Les années 60, Henry Hill, Les Affranchis. Les années 70, Ace Rothstein, Casino. Les années 80, Jordan Belfort, Le Loup de Wall Street. Martin Scorsese poursuit (conclue ?) avec Le Loup de Wall Street son exploration d’une certaine Amérique, celle de tous les possibles, de tous les excès, où les chutes sont aussi rapides et spectaculaires que les ascensions. Une Amérique dominée par l’argent, le pouvoir et la corruption.
Les points communs entre Jordan Belfort, Ace Rothstein et Henry Hill sont en effets légions. Ce sont des hommes partis de rien, ou presque, qui à force d’ambition et sans s’embarrasser de la moindre morale, vont gravir un à un les échelons d’un milieu propice à leur ascension. Ce sont des hommes accroc au pouvoir sous toutes ses formes, qui deviennent dépendant à toutes les formes d’addiction possibles (argent, alcool, sexe, drogue), qui trompent allégrement leurs femmes et n’hésitent pas à sacrifier leur vie de famille.
Au fil des années, on passe de la criminalité la plus basique des Affranchis (extorsion, proxénétisme, drogue) au monde plus complexe des jeux avec Casino, pour finir dans l’univers de la haute finance et des traders en compagnie du Loup de Wall Street. Mais ce qui différencie le monde de Jordan Belfort de celui des Affranchis ou de Casino, c’est l’absence totale de valeurs, même les plus discutables. Là où les gangsters chers à Scorsese pouvaient au mois s’accrocher à un semblant de code d’honneur, les traders décris dans le film sont seuls. Ils n’hésitent pas à trahir leurs proches (parlons de collaborateurs plutôt que d’amis), rejoignant en cela le narrateur des Affranchis, mais sans que cela ne vienne heurter le moindre code moral qui de toute façon n’existe pas.
Jordan Belfort s’est construit tout seul, et malgré les centaines de personnes qui l’entourent, il le restera jusqu’à la fin. Il est remarquablement interprété par un DiCaprio littéralement habité par son rôle, impressionnant aussi bien lors de ses harangues que lors de ses errances hallucinées ou de ses débordements.

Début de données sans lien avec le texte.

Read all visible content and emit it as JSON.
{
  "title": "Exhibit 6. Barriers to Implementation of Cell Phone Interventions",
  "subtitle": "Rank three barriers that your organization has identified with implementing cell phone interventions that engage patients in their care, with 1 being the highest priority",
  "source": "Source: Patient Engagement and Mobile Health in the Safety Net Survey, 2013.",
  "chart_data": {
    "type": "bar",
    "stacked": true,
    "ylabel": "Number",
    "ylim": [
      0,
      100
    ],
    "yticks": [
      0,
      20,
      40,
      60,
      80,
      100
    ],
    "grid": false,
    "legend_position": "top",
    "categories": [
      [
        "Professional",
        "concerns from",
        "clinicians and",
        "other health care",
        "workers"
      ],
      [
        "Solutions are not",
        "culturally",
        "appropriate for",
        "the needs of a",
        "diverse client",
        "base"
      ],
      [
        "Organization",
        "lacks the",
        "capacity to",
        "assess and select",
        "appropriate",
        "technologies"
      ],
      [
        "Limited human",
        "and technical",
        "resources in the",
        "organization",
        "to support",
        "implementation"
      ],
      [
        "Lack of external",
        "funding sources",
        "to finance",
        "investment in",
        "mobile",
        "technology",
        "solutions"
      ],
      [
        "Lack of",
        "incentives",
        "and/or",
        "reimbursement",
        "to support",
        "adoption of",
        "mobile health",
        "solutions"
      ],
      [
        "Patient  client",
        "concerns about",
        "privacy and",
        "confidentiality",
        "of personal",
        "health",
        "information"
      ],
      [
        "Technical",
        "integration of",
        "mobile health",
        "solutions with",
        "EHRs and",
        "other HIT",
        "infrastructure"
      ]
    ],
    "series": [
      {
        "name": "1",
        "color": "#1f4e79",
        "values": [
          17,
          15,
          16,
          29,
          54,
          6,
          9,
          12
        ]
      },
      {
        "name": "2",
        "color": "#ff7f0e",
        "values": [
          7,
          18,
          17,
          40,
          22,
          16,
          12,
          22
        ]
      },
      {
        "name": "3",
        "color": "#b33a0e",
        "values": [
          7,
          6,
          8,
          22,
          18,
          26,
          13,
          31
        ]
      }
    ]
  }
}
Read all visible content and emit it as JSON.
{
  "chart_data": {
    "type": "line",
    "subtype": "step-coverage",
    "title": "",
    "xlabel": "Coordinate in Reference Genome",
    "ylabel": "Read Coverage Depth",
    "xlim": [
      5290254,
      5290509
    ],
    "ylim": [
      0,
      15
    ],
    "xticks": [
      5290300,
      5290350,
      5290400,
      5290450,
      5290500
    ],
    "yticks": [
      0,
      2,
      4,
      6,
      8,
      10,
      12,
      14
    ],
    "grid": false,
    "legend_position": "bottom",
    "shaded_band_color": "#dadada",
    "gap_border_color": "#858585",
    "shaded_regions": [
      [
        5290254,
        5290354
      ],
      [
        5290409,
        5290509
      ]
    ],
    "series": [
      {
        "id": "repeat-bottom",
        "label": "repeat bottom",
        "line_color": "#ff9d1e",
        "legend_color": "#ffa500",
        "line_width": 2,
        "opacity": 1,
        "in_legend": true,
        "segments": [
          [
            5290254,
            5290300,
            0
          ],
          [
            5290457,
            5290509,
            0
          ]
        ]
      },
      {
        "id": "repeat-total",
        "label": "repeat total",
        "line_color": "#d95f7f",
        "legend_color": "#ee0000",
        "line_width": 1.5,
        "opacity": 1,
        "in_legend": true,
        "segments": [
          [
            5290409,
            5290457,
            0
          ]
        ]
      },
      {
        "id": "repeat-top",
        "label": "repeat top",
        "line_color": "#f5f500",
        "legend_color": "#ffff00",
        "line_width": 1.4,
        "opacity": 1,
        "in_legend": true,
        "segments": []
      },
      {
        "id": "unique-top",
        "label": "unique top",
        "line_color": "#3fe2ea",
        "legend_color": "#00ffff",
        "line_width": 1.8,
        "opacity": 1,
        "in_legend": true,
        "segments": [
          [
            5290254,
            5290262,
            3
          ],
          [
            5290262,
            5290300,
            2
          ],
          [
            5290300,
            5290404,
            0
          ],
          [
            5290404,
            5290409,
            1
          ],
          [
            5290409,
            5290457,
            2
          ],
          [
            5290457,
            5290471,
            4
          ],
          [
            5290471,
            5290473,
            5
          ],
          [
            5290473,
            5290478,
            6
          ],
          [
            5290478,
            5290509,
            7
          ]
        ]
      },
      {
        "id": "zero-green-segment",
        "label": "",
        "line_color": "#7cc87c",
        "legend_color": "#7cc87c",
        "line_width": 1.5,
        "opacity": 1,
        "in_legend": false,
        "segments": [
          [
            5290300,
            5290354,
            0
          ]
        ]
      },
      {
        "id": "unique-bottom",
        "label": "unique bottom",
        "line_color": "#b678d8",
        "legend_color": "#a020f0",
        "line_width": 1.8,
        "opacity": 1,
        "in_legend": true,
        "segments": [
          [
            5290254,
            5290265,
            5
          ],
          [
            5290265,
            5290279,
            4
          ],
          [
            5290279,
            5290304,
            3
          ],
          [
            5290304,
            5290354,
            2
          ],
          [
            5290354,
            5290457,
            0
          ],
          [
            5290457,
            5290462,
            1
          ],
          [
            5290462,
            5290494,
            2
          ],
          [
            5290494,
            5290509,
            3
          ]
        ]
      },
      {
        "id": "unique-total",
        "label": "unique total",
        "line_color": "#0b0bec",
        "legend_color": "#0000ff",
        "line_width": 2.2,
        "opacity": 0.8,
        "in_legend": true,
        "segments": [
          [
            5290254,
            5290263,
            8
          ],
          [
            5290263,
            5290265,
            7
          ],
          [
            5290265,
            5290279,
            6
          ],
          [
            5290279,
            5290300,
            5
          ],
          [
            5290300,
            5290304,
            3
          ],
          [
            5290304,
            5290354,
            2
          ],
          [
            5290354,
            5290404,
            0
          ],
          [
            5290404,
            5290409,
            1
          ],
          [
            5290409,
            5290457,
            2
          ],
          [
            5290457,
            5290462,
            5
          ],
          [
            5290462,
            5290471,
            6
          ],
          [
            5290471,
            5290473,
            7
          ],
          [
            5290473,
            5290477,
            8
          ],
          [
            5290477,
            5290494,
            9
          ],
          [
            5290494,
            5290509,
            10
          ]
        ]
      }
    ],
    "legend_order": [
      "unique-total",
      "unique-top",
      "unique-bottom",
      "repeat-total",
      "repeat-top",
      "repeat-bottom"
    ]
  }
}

Magistralement maitrisé, Le Loup de Wall Street marque le pas sur la réalisation habituellement plus classique d’un Scorsese qui se lâche à tous les sens du terme. Le film restitue tout à fait l’ambiance que l’on imagine régner dans les salles de transactions, celle d’un monde à part où évoluent des hommes et des femmes en rupture totale avec la réalité. Que ce soit dans leur mode de vie ou leur travail quotidien qui consiste à spéculer sur des biens immatériels, pour ne pas dire inexistants, ils représentent ce que le libéralisme débridé et le self made man peut engendre de pire. Individualisme forcené, arrivisme et au final perte de toute valeur, sans parler des milliers de personnes entrainées dans leur chute inexorable.